Production on this scale, while partly due to an expansion of area under sheep, necessitated considerable investment and technical improvement. It also required far tighter control of the hot and hostile environment of the country. Diseases, particularly those caused by internal and external parasites (worms, ticks and scab acari), were a major hazard. Sheep numbers in the Cape stagnated from 1875 to 1905 partly because of the inability to cope with disease. Compulsory dipping for scab provoked extensive opposition, especially from frontier Afrikaners.(13) When the Division of Sheep was created in the new Union Agriculture Department in 1911, one of its first tasks was the final eradication of scab. By the end of the decade, 400 officials supervised 40,000 sheep-dipping tanks in the country; infected stock had been reduced to around 1 per cent.(14) This was part of a series of interventions into the pattern of pastoral production in South Africa which had far-reaching consequences for the relationship between the state and its subjects, both black and white.(15) Water provision also expanded rapidly. Many of the better capitalized farms had earth dams by the early twentieth century.
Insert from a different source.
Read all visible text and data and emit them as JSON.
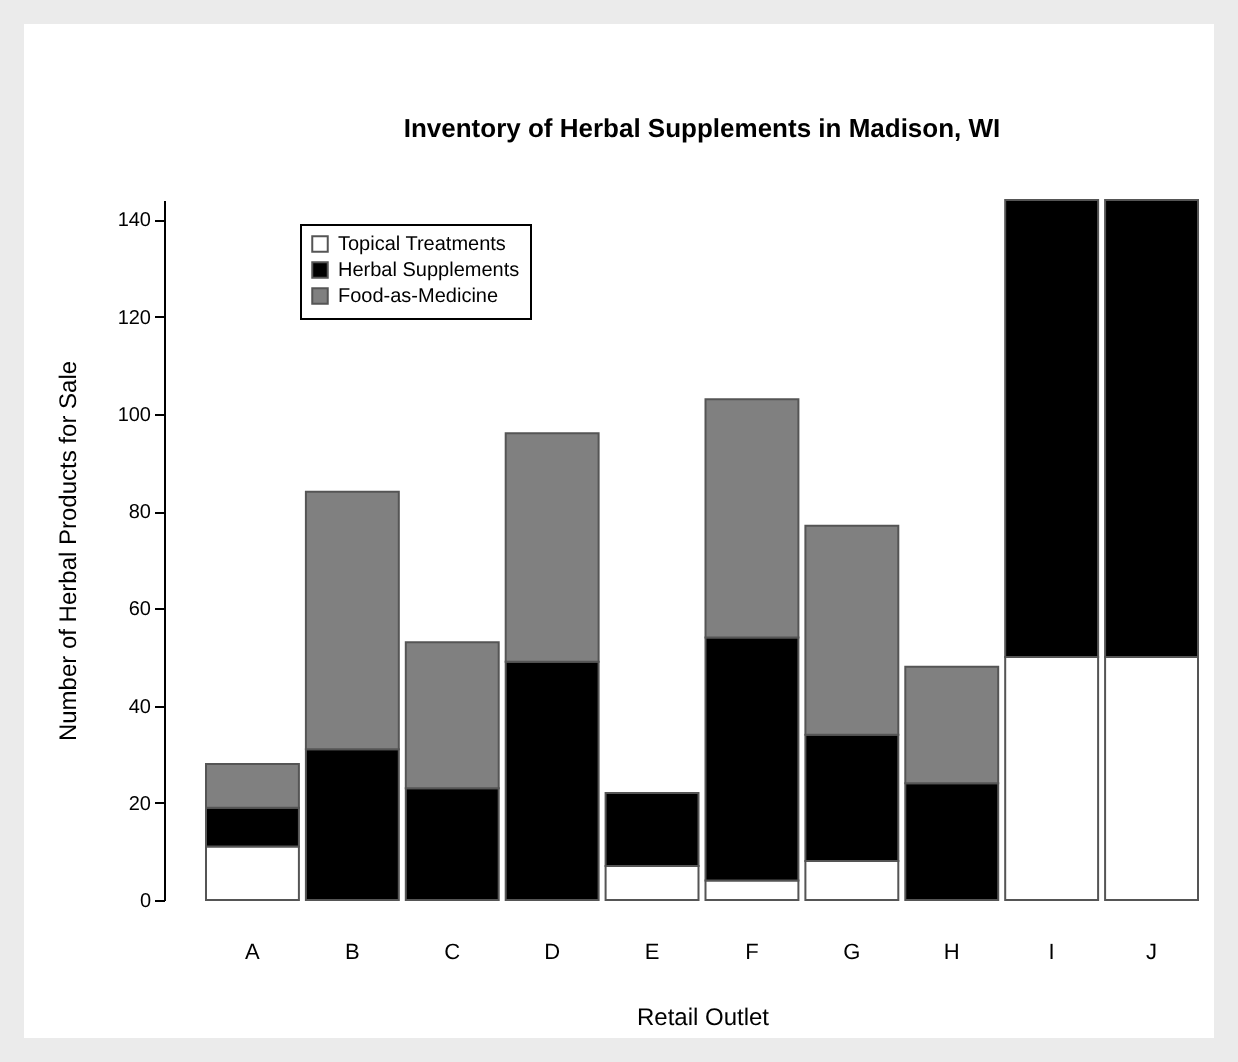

Boreholes became an alternative as drilling technology improved: they were initially more reliable in that they tapped constant underground sources and evaporation was minimized by the construction of high-sided concrete storage tanks. Metal windmills, initially imported from the United States, sprouted across the dry regions of the country, becoming a central symbol of the South African landscape.

The cost of such rapid expansion was manifested in the state of the veld. Recognition of the impact of cattle and sheep, as well as attempts at regulation, went back to the Dutch period in the Cape.(16) The weight of numbers was compounded, so commentators increasingly argued, by the pastoral system. Like the Khoikhoi, settlers were pushed by the difficult terrain of the Cape into a partly transhumant life, trekking with the seasons to fresh grazing and water for their herds and flocks. The great majority, even of those permanently settled on one farm, also kraaled their animals or brought them back to a central byre near the farmstead each night. The main reason for this was safety. Animals had to be protected against theft and, even more importantly in the case of sheep, against predators. In a world with few fences, animals had to be prevented from straying. As a result of kraaling, millions of animals had to be driven every day to and from pastures.